House Transportation and Infrastructure Committee Chairman Bill Shuster, R-Penn., has proposed using NavCanada as a model. But he couldn’t win enough support to bring legislation to the House floor last year, and he faced even greater opposition in the Senate. Trump administration officials have cited Shuster’s bill as a starting point for their efforts.
Shuster received $148,499 in airline industry campaign contributions last year, making him the industry’s top recipient in the House, according to the political money tracking site Opensecrets.org.
IS NEXTGEN IN TROUBLE?
The FAA has been working for more than a decade on NextGen. Early on, it predicted the program would be completed by 2025, but officials now describe NextGen as an evolving effort with no end date.
The National Academy of Sciences reported in 2015 that the original vision for NextGen of transforming the air traffic system has devolved into a series of incremental changes that primarily emphasize replacing aging equipment and systems.
But FAA Administrator Michael Huerta said recently the agency has made “tremendous progress” revamping the system with the latest technology, and is poised to switch from ground-based radar to GPS surveillance. The switch is expected to save time and fuel and lower greenhouse gas emissions.
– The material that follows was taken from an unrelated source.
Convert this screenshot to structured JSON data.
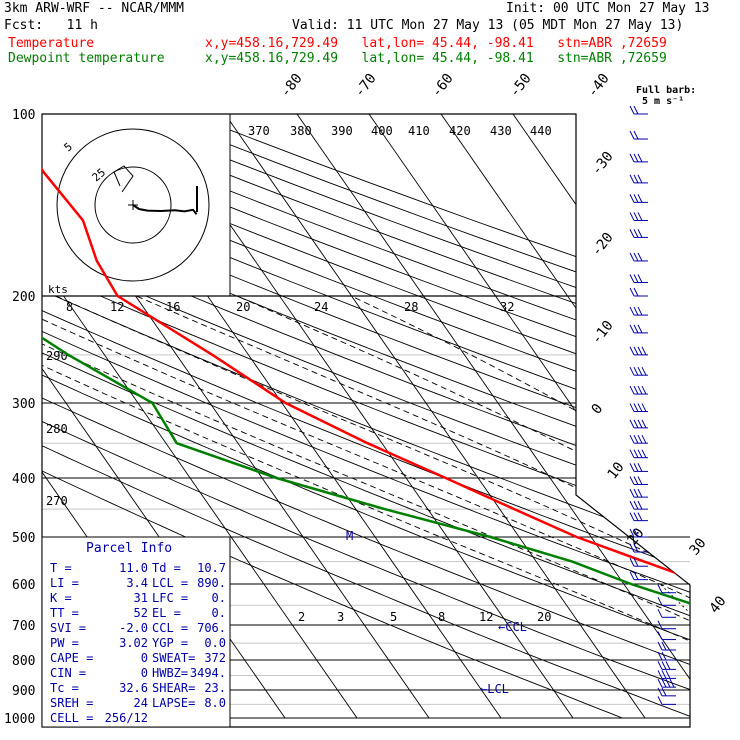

Huerta has predicted $13 billion in benefits to the government and aircraft operators by 2020, with greater gains after that.
Calvin Scovel, the Transportation Department’s inspector general and a frequent NextGen critic, recently told the House transportation committee that even though the program hasn’t met expectations, it’s not broken.
WOULD PRIVATIZATION HELP?
Privatization supporters complain that the FAA’s procurement process is so cumbersome that new equipment is no longer the latest technology by the time it’s acquired. Also, delays in updating landing and takeoff procedures to incorporate technological advances make the system less efficient. Airlines say that costs them billions of dollars in flight delays each year.
A corporation would be free of such government regulations and could act faster and with more flexibility, supporters say. The FAA would still provide safety oversight.
Opponents say there’s no evidence a corporation run by airlines would do a better job. Major U.S. airlines have suffered massive computer outages in recent years that have roiled air travel.
WHERE DO AIR TRAFFIC CONTROLLERS STAND?
Their union, the National Air Traffic Controllers Association, endorsed Shuster’s bill after winning assurances that controller wages, benefits and collective bargaining rights would be protected. Union leaders say controllers are tired of working with outdated equipment and are concerned about government shutdowns and furloughs.